The DPO3000 has 2.5GS/s real time sampling (no time division multiplexing or anything). I like it because it's a DPO, has a real deep memory, can decode I2C/SPI busses, and is nice and large and easy to see/use. Essentially I love the feature set; I just don't know if I should settle for the lowest bandwidth model.

Any suggestions here?
 
In my opinion, you probably won't run out of bandwidth for your work. Any analog stuff you are monitoring will be well within this bandwidth. The embedded digital processors used for analog work are probably not the fastest around and from my experience, even a 100MHz analog scope is fast enough to work with clock rates up to 30 Mhz or so. Most of the guys that I have worked with doing embedded stuff have been using 200 MHz Tek 2000 series scopes with good results and many of them are working at clock rates between 20 MHz and 60 MHz. So I think you will be very comfortable with that 3000 series at 300 Mhz.
 
For audio work you don't need anywhere near that high a spec, but if you can afford it the higher the spec the better, for the one occasion every few years where you may need a higher spec scope.
 
15-20 years ago, I bought a 40 MHz dual trace scope, and I still have not outgrown it.
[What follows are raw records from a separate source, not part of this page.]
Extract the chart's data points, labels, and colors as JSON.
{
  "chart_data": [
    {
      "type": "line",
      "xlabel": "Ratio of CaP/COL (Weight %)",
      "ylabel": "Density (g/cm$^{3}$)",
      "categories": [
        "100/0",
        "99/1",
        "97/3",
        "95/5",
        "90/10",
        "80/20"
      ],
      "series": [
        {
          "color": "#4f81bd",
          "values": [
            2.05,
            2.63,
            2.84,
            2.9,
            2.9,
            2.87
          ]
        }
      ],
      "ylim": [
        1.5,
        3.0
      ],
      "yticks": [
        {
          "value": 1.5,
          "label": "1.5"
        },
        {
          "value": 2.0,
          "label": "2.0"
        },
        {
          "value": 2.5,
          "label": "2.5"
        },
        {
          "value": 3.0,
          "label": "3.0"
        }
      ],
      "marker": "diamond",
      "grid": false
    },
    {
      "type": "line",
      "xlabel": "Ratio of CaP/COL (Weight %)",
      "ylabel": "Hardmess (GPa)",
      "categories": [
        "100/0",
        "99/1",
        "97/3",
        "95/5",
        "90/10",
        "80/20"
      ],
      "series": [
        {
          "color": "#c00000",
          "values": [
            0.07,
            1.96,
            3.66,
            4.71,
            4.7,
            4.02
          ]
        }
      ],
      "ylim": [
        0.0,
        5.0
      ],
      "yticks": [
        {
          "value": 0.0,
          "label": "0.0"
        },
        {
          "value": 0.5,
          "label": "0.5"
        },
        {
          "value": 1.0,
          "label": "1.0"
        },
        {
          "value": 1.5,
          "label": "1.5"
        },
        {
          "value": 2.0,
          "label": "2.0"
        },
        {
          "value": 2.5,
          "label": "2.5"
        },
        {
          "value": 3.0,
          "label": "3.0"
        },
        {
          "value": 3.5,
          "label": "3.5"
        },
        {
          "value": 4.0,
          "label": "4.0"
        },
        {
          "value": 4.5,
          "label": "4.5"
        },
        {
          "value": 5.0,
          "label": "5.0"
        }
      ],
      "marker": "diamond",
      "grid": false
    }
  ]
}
For +99% of the time, it works great for me.

At my work, we use the newer 'high performance" scopes, but I've seldom had any need for a scope with more bandwidth than 40 MHz.

As previously stated, get the best o-scope you can comfortably afford, although you may never actually need a higher end scope, they are very nice to have!
 
I can think of two instances where a 100MHz scope might not be enough: looking at I2S signals (up to 27MHz digital signals), and looking at the edges of PWM amp signals to fix overshoot and ringing so I don't muck up the FM band. I'm debating if these are worth the extra cost, and still thinking if there is anything else I might ever need to use it for.
 
Two of the best audio scopes I've worked with is the Hewlett-Packard 130C (500KHz bandwidth) and the Tektronix 432/434 (25MHz bandwidth). Both have clean, sharp traces and the 434 has split-screen bistable storage. However, the 424/434 were also one of Tek's most horrible designs from a mechanical standpoint -- extremely difficult to work on and high-failure items such as front panel lamps take a major disembowelment to repair.
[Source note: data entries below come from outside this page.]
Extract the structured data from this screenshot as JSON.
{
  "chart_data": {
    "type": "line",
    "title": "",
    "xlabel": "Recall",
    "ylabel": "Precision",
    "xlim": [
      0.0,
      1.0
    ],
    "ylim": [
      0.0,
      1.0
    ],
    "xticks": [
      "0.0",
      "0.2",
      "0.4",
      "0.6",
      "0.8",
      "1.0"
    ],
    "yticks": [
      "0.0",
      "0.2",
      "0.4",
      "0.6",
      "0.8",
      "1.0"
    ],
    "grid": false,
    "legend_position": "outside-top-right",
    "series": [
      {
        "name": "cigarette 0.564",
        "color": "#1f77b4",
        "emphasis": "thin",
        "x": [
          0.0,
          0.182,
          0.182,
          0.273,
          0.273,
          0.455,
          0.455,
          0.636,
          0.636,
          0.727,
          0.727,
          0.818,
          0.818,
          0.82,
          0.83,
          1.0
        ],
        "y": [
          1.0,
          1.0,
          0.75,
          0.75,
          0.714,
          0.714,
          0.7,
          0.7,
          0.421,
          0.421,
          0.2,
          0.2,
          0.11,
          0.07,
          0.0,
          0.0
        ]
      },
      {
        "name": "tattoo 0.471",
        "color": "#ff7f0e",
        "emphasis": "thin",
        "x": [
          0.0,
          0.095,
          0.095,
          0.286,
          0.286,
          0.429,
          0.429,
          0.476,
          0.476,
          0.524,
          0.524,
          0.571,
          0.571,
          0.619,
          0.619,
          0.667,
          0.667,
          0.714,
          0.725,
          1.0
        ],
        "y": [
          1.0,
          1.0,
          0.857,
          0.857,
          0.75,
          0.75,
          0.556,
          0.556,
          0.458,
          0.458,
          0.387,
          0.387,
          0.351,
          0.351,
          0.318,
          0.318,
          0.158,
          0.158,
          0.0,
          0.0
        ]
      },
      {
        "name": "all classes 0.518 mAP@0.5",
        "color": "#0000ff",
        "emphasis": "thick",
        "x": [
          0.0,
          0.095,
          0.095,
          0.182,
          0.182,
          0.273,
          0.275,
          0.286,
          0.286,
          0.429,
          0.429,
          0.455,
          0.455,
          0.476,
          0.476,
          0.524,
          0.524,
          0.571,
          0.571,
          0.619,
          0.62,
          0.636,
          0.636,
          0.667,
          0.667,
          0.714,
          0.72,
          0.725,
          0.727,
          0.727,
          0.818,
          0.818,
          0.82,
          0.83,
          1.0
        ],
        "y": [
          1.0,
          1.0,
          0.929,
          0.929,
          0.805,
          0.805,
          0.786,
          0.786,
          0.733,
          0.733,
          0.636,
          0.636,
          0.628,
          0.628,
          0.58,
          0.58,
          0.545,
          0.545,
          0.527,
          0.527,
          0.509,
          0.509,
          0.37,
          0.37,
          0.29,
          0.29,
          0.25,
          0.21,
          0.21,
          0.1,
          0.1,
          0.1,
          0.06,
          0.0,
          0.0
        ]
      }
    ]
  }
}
It's good that you're looking at the digitizing rate rather than the highest frequency the scope will display. The inferior scopes have low S/s rates and fail to tell you that they're using recurring samples to fill in the data whereas Tek tends to spout out their single-shot performance. Even their low-end TDS220 scopes had 1 and 2GS/s rates while the inferior products usually run in the KS/s and MS/s areas.
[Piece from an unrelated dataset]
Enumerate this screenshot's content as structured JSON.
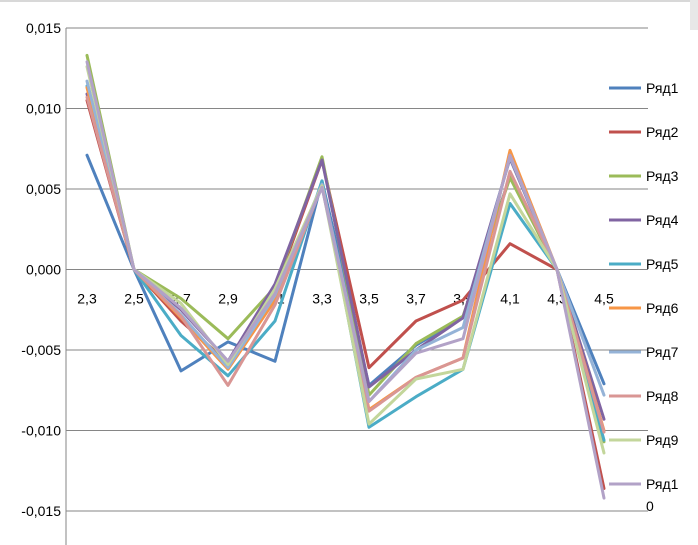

For audio work, sometimes high bandwidth can get in the way. High bandwidth scopes usually have higher minimum v/div sensitivities (e.g., 5mV/div) while the low-bandwidth scopes often get as low as 500µV/div. The trace noise on a high bandwidth scope can be very annoying. It can usually be reduced by kicking in a "bandwidth limit" function, but typically 20MHz is still the lowest bandwidth to which one of those scopes will limit.

I don't always adhere to the "buy as much scope as you can possibly afford" theory. There's no point in overbuying on an instrument that may be outdated and difficult to support in 10 years. Why pay hundreds of thousands on a high-performance European sports car that's capable of 180 mph when there's no place you can conveniently and safely drive at those speeds?